Considering the changing complexion of South Hillsborough from farming and mining ”expanses with scattered housing” to a high growth area with “modern shopping centers, apartment complexes, housing subdivisions, churches, libraries and new schools,” AHCA underscored the developing need for more medical care options. The agency pointed to the proposed St. Joseph’s satellite distribution of beds: 66 for medical/surgical patient use, 14 in an intensive care unit and 10 dedicated to maternity care. Patients rooms would be private and the facility would include a full-service emergency treatment department, AHCA noted.
AHCA also examined the matter of occupancy. South Bay’s occupancy rate in 2006 exceeded 80 percent and in the first seven months of 2007 topped 88 percent, it said. Such occupancy figures indicate the hospital is operating at or near capacity, a circumstance which is not recommended and in the long term “proves to be detrimental to hospital efficiencies.”
In addition, the agency asserted South Bay has experienced difficulty in staffing its emergency department and when confronted with capacity problems diverts admissions to other hospitals. Moreover, South Bay also has not moved to expand its emergency services to meet area needs. Other area hospitals, among those who opposed the St. Joseph Big Bend proposal, also are faced with seasonal over-capacity and have added beds to meet such demands, the order stated.
The St. Joseph’s satellite would alleviate the crowding, the agency posited, and would not pose an unfair competitive challenge to other medical services providers.
On the downside, the agency noted that since St. Joseph’s proposal for its Big Bend site was offered in 2005, costs of site preparation and construction in particular have increased radically. However, the agency expressed confidence in the medical provider’s financial strength “to construct and operate the project.”
Reaction of St. Joseph’s management to the AHCA decision has been appreciation of “the thoughtful consideration given our proposal,” a spokesperson said this week. “We’re very, very pleased,”said Lisa Patterson, public relations director, suggesting the most recent AHCA position is another step in a long process begun three years ago. She also commended the South County communities, including Sun City Center, that contributed heavily to the process with expressions of their views on hospital services for the area.
Speaking for Sun City Center’s taskforce, organized last fall to campaign for keeping South Bay in its present location, Jim Duffy characterized AHCA’s approval of the 2005 application as “verification of the right thing to do; an additional positive decision moving toward what we think is the right situation for the area,”St. Joseph’s on Big Bend Road and South Bay on S.R. 674.

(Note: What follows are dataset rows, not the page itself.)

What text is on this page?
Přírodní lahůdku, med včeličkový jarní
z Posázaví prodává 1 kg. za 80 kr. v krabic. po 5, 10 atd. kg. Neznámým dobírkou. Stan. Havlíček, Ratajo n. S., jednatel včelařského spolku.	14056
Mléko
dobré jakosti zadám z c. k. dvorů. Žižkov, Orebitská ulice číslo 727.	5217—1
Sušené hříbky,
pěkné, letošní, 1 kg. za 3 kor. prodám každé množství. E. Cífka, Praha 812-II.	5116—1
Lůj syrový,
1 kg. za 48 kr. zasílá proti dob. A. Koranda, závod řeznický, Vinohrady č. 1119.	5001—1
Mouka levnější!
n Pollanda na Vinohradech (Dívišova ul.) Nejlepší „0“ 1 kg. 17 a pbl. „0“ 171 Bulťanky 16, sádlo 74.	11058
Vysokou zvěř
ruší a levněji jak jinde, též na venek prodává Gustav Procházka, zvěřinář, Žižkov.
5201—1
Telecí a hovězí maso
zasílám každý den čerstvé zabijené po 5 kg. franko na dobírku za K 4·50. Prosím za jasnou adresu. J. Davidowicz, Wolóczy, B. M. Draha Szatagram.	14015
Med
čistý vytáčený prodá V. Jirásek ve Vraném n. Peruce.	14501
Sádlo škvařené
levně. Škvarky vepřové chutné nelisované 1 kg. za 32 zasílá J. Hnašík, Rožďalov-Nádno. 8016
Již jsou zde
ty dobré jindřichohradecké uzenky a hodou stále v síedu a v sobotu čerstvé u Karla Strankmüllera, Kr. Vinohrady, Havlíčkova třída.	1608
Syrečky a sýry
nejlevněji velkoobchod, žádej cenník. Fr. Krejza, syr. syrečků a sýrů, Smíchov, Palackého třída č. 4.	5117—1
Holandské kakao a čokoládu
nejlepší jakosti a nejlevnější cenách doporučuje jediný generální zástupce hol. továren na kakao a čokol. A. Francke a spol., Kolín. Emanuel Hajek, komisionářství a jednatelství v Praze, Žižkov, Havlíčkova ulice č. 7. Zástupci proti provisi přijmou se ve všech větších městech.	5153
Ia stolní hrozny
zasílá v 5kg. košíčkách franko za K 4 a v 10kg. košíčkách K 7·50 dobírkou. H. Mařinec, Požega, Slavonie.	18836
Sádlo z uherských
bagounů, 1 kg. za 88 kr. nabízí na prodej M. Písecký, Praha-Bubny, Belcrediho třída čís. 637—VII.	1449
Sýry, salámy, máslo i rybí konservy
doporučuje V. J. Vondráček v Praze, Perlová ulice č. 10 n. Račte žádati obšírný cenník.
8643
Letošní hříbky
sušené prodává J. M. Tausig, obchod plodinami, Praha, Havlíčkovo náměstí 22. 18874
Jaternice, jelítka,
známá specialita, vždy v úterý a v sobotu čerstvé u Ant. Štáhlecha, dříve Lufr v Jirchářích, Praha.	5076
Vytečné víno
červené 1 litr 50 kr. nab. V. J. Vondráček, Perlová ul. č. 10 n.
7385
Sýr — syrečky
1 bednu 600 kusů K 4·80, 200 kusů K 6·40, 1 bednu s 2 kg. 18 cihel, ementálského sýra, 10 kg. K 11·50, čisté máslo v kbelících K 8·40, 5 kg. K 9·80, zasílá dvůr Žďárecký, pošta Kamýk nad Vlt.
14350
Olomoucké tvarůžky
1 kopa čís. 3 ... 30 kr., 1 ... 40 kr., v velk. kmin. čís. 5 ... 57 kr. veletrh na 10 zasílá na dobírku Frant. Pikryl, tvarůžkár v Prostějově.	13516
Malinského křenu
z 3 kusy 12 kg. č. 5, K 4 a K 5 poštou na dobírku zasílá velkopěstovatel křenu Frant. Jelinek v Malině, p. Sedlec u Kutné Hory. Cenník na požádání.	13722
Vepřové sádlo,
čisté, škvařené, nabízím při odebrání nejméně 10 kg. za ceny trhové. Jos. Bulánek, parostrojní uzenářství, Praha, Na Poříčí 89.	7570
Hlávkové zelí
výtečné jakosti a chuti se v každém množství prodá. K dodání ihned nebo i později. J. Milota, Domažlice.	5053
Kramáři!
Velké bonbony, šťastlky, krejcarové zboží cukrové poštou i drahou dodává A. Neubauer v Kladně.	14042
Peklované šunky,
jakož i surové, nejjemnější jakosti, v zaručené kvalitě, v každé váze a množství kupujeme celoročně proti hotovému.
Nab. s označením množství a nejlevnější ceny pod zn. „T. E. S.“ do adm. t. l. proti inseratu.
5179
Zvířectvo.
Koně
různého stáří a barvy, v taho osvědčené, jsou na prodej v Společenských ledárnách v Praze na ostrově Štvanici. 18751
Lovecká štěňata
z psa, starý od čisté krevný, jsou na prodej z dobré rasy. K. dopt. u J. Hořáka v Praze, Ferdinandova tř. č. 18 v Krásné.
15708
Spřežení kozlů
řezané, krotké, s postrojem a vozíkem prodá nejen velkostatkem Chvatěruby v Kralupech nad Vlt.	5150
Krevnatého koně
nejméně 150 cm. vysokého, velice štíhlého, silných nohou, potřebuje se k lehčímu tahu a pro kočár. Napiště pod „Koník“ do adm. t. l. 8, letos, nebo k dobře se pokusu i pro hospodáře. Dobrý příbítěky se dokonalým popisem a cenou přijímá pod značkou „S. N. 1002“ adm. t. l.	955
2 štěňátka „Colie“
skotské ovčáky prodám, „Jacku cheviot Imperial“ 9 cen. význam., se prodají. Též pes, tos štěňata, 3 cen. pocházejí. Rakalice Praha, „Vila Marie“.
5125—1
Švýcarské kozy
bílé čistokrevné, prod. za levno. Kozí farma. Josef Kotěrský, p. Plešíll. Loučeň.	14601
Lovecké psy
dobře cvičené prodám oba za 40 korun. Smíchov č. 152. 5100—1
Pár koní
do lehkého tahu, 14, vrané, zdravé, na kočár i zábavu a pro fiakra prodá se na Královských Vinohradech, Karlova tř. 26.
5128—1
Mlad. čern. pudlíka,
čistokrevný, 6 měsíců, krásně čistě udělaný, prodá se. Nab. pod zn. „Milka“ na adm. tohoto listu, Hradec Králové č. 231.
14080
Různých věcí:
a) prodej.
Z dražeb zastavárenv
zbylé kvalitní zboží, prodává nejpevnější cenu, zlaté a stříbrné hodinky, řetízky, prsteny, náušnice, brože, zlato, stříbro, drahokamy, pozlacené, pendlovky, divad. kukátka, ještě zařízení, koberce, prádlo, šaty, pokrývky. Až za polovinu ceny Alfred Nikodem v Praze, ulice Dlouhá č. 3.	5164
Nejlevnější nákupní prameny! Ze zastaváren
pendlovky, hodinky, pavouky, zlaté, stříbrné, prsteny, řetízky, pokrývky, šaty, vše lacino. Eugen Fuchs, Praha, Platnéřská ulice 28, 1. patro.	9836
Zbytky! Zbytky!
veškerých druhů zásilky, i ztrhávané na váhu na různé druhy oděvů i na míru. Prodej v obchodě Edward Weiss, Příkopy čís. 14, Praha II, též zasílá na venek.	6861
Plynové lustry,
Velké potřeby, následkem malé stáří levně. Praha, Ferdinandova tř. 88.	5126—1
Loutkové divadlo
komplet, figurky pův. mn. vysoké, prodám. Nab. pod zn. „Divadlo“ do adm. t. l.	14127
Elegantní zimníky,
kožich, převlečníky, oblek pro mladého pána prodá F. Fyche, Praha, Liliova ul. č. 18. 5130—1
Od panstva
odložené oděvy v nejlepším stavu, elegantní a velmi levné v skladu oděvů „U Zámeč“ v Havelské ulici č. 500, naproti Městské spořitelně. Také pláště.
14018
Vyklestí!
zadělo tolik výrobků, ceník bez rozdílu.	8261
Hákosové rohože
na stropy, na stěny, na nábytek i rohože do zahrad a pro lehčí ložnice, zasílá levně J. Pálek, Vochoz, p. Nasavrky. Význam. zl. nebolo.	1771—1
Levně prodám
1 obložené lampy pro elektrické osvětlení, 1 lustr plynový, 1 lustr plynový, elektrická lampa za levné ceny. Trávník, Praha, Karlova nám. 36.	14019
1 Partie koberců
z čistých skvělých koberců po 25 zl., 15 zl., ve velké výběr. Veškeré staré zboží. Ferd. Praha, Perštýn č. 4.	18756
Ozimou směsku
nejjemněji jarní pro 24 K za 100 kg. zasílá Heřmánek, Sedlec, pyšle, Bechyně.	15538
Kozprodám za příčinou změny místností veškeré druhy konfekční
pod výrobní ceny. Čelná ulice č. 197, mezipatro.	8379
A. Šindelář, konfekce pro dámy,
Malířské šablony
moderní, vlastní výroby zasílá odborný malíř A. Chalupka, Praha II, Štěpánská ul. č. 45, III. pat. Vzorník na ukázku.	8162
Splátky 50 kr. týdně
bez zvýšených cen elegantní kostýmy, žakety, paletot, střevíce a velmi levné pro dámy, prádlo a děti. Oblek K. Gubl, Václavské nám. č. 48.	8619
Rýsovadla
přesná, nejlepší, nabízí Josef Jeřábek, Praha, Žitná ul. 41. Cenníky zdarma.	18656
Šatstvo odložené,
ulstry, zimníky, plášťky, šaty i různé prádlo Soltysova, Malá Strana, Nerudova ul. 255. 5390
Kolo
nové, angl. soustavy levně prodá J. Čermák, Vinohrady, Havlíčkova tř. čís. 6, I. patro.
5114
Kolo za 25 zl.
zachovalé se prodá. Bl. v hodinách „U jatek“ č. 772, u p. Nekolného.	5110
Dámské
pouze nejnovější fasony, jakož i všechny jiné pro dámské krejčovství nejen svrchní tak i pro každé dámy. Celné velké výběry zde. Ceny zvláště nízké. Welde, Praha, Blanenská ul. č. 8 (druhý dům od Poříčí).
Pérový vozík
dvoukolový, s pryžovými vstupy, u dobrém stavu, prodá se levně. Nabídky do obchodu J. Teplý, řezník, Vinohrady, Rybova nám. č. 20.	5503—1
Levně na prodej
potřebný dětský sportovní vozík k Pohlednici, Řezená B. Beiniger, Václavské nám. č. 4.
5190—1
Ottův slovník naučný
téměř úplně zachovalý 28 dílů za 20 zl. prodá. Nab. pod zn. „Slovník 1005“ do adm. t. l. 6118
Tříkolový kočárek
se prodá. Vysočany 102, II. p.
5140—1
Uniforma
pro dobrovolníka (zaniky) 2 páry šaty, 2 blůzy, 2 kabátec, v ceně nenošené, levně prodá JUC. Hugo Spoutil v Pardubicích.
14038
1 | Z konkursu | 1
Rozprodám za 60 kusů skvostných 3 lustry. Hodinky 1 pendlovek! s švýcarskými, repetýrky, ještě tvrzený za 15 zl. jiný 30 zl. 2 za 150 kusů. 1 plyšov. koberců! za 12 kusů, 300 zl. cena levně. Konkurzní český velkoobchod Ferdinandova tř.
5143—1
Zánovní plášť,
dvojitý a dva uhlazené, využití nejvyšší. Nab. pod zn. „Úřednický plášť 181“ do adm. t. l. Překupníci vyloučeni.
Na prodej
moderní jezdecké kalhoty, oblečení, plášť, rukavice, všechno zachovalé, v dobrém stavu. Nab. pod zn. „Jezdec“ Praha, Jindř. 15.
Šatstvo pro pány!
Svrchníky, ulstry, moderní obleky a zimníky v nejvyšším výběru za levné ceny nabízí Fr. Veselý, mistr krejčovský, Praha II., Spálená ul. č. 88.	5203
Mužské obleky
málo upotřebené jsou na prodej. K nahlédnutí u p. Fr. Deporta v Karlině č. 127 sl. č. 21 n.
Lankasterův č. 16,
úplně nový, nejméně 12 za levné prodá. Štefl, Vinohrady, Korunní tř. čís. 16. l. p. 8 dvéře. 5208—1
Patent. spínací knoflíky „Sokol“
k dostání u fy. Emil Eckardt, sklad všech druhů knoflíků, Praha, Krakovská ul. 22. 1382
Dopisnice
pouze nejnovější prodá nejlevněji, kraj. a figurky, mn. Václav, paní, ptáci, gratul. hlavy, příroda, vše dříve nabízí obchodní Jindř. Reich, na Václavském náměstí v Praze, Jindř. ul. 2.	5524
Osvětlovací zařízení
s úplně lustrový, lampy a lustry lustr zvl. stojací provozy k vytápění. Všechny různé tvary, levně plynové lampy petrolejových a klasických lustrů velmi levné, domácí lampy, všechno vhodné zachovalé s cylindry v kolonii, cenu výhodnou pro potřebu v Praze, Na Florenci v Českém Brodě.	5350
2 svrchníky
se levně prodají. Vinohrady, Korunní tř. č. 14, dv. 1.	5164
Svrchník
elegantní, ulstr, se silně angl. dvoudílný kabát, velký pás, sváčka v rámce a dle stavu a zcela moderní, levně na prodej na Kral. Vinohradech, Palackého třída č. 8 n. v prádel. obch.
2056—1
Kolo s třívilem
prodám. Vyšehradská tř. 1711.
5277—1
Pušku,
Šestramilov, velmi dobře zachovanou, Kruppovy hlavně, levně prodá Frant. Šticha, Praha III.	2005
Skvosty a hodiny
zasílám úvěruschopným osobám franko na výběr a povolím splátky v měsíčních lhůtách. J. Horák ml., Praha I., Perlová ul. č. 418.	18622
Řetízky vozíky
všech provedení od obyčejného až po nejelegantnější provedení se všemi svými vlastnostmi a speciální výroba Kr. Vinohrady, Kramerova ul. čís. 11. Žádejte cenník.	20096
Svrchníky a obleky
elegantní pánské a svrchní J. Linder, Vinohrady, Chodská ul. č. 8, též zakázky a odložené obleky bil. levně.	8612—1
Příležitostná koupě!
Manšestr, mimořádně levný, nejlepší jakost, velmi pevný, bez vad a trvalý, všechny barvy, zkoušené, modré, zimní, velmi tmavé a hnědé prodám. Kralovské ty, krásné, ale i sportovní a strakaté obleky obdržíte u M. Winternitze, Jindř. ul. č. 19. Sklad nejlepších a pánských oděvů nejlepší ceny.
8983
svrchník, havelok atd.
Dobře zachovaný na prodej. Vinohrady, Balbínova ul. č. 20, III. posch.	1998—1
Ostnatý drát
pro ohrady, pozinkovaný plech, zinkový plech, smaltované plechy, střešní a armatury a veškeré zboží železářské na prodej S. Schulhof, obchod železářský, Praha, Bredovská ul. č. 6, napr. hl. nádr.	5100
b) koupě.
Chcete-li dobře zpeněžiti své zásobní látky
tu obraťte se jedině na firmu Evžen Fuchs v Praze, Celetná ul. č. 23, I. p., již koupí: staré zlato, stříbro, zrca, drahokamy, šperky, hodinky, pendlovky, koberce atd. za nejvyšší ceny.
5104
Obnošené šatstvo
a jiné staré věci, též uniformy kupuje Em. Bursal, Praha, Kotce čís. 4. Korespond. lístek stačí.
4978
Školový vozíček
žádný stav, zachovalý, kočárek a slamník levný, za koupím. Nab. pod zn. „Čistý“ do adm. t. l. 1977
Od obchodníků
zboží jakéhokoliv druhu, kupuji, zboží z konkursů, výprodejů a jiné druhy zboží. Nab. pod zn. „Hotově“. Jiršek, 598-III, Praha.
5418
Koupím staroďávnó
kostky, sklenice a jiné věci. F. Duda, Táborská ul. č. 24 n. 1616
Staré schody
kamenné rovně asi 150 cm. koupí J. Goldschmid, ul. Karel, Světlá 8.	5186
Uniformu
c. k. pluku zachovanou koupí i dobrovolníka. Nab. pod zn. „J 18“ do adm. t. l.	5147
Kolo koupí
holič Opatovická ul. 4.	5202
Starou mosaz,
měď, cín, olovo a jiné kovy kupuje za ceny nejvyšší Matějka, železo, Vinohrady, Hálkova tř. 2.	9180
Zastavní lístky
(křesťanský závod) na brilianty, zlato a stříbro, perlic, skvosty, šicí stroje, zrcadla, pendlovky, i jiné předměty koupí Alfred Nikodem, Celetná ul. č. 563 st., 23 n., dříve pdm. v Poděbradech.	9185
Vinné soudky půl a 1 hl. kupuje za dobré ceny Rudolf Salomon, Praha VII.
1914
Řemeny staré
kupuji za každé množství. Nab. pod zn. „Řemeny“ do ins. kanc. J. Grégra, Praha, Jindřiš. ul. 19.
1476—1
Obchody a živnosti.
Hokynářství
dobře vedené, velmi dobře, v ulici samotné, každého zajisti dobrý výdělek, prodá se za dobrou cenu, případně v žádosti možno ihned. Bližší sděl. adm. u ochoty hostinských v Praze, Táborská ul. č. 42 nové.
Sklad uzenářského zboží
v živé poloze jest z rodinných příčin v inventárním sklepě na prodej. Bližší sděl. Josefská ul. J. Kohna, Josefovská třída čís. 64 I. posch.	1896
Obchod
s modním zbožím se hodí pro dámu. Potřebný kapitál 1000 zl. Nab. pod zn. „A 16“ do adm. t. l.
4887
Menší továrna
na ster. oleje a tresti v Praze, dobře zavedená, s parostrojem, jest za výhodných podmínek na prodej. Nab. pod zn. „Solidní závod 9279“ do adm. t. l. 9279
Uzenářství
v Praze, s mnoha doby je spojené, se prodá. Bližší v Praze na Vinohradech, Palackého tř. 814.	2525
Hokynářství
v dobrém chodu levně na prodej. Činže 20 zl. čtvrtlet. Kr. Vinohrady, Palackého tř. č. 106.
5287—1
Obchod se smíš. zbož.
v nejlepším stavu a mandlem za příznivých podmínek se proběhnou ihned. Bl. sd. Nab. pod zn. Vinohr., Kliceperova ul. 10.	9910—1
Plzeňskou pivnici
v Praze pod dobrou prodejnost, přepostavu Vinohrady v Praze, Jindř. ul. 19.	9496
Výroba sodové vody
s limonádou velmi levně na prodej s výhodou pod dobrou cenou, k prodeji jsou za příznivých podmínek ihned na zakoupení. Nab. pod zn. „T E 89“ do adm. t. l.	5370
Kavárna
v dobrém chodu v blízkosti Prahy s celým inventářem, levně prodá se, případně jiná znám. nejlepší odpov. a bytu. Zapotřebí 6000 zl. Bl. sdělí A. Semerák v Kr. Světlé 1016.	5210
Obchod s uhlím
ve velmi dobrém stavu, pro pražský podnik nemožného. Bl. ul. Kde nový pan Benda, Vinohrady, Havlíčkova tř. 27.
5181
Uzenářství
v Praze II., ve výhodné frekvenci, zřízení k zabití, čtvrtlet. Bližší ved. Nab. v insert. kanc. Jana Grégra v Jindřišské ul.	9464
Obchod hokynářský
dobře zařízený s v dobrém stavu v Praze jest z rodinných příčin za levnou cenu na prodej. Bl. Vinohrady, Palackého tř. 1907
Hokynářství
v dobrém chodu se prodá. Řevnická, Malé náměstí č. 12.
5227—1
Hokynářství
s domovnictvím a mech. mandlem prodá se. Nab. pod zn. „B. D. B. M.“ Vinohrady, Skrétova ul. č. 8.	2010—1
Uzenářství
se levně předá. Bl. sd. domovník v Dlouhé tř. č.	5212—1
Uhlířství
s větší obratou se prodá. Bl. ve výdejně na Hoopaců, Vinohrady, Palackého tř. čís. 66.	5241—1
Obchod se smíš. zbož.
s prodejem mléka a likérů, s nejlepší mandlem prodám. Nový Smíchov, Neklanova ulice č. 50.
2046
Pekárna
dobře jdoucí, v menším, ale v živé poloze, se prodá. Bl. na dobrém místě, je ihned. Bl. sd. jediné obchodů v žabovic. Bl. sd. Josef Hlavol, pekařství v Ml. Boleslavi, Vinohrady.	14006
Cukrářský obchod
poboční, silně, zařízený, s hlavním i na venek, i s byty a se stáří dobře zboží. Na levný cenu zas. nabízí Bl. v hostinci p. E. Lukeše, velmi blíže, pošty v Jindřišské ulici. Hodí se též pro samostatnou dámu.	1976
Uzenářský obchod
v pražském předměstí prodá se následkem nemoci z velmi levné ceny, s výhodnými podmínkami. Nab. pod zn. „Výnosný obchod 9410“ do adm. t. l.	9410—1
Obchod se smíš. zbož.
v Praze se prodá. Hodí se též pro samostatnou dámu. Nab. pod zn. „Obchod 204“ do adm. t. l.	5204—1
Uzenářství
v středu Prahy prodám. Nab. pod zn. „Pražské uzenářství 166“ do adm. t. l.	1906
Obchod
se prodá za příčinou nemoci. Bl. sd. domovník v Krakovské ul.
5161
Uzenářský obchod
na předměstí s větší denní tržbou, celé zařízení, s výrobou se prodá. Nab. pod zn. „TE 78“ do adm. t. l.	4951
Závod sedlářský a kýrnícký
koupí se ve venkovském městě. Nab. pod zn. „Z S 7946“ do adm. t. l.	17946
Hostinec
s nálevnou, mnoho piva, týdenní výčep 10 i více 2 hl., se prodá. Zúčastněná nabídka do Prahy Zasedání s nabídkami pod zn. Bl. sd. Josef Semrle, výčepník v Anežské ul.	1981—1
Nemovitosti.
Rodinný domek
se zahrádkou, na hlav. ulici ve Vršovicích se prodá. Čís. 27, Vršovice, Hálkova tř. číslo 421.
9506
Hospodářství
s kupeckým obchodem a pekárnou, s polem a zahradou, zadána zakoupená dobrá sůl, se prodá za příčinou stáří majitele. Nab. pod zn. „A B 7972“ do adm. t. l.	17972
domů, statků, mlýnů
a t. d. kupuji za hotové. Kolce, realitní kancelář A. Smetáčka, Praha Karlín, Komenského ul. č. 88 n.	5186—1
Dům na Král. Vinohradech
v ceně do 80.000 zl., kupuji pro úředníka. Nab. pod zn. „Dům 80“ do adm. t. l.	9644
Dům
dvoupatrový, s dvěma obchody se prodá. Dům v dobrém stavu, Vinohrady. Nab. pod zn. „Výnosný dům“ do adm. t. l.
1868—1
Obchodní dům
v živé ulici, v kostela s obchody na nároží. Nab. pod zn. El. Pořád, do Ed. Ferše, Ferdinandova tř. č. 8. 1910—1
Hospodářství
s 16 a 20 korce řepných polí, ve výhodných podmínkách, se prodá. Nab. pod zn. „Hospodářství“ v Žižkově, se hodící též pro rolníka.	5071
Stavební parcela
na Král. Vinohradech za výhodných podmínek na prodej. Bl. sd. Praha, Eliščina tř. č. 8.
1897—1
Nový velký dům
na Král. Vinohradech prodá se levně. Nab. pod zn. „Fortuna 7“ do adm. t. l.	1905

Duffy estimated that 3,500 to 4,000 letters supporting that proposition have been sent from the retirement community in recent months to state officials, including the governor, AHCA leaders and legislators. “And we’ll continue to play a role,” he added.
At South Bay and in HCA offices this week, indicators pointed to careful combing of the AHCA order. Melissa Morgan, marketing and public relations director at South Bay, acknowledged “We disagree with the decision; we disagreed with the administrative law judge’s recommendation.” This is a time, she added, for evaluation of options. And, in Pinellas County corporate offices, Debra McKell, a HCA marketing manager, said she anticipated review of the AHCA order by company executives “on the detail level.”
Morgan also emphasized the difference between the AHCA decision supporting St. Joseph’s 2005 proposal and its okay of South Bay’s 2007 plan. “One does not necessarily impact the other,” she said.
Parties to the matter as defined in the AHCA order released last week have 30 days to appeal the decision. And, come February, 2009, an administrative law court is to hear appeals of the AHCA 2007 decision favoring South Bay’s relocation.